Posts

Red Square is a grenade, pushing away Moscow and leaving a crater. There’s a casual disregard for prime real estate. The square is large and inviting, and it’s easy to forget that you’re downtown in a city of twelve million, a pistol shot away from six-lane highways and the most fascinating metro system ever built. The people, the rough stones, the buildings.

The State Historical Museum

The best way to experience it is to walk past the statue of Georgy Zhukov and through the stone arches. Welcome to Red Square! Several football fields in front of you is St. Basil’s. At your back is the bristling, blood-colored State Historical Museum. To the left is the small Kazan Cathedral. Then there’s that building.. You know, the one you’re always hearing about?

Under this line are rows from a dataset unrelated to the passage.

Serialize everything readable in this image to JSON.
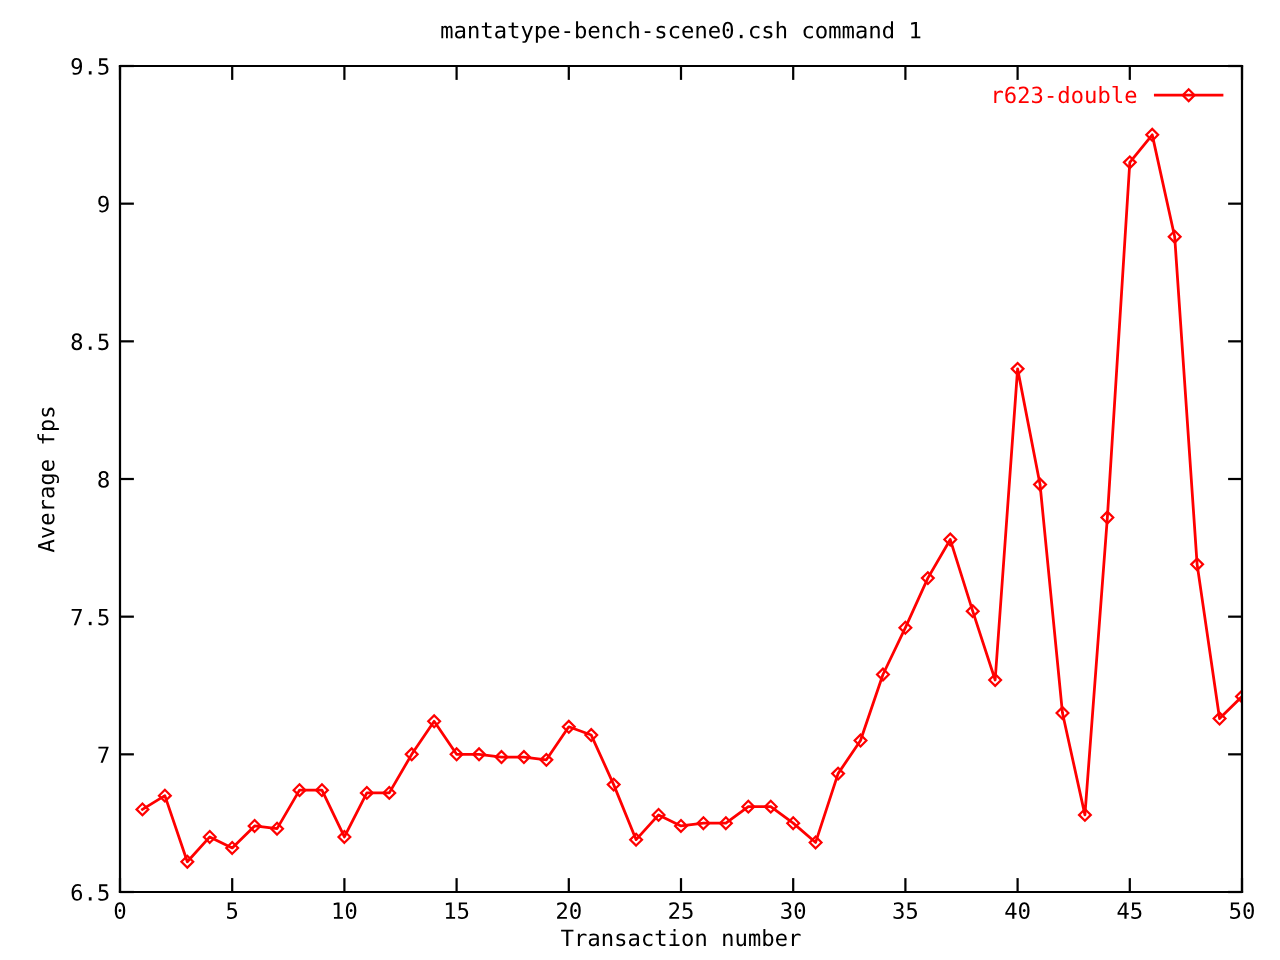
{
  "chart_data": {
    "type": "line",
    "title": "mantatype-bench-scene0.csh command 1",
    "xlabel": "Transaction number",
    "ylabel": "Average fps",
    "x": [
      1,
      2,
      3,
      4,
      5,
      6,
      7,
      8,
      9,
      10,
      11,
      12,
      13,
      14,
      15,
      16,
      17,
      18,
      19,
      20,
      21,
      22,
      23,
      24,
      25,
      26,
      27,
      28,
      29,
      30,
      31,
      32,
      33,
      34,
      35,
      36,
      37,
      38,
      39,
      40,
      41,
      42,
      43,
      44,
      45,
      46,
      47,
      48,
      49,
      50
    ],
    "series": [
      {
        "name": "r623-double",
        "color": "#ff0000",
        "values": [
          6.8,
          6.85,
          6.61,
          6.7,
          6.66,
          6.74,
          6.73,
          6.87,
          6.87,
          6.7,
          6.86,
          6.86,
          7.0,
          7.12,
          7.0,
          7.0,
          6.99,
          6.99,
          6.98,
          7.1,
          7.07,
          6.89,
          6.69,
          6.78,
          6.74,
          6.75,
          6.75,
          6.81,
          6.81,
          6.75,
          6.68,
          6.93,
          7.05,
          7.29,
          7.46,
          7.64,
          7.78,
          7.52,
          7.27,
          8.4,
          7.98,
          7.15,
          6.78,
          7.86,
          9.15,
          9.25,
          8.88,
          7.69,
          7.13,
          7.21
        ]
      }
    ],
    "xlim": [
      0,
      50
    ],
    "ylim": [
      6.5,
      9.5
    ],
    "xticks": [
      0,
      5,
      10,
      15,
      20,
      25,
      30,
      35,
      40,
      45,
      50
    ],
    "yticks": [
      6.5,
      7,
      7.5,
      8,
      8.5,
      9,
      9.5
    ],
    "marker": "diamond",
    "line_style": "solid",
    "legend": "top right",
    "grid": false
  }
}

Glance to your right, anywhere on your right, and you’ll be looking at the architecturally unknown, but orally famous, Kremlin. You won’t be able to see inside though, a high wall obstructs inspection. But you’ll know it’s back there. You’ll know that several hundred feet away men are drafting plans that will affect your children, and have made decisions that affected your life, and your parents as well. You’ll never know everything that’s gone on behind the burnt-red exterior, the truth is stranger than fiction.

St. Basil’s Cathedral

Returning to your walk you’ll hear cameras and foreign languages, but with so much space you won’t feel boxed in. Walk for thirty seconds, look left and you’ll be staring at the GUM Shopping Mall. A conspicuous sign of capitalism, it’s blind windows stare at the Kremlin’s ballrooms where Stalin and Lenin grew communism. On the right you can still see the embalmed corpse of Lenin, if you don’t mind waiting in line.

Walking the length of Red Square takes several minutes. However, you’ll probably stop multiple times along the way. It’s not uncommon to spend fifteen minutes in the square before you reach the exit: a graded slope five tanks wide. Descend, with St. Basil’s on your left, and you’ll be back in Moscow. Chaos compliments of battered buses and wealthy men driving modern Mercedes. Back at it, пробка и людей. But Red Square, as always, remains.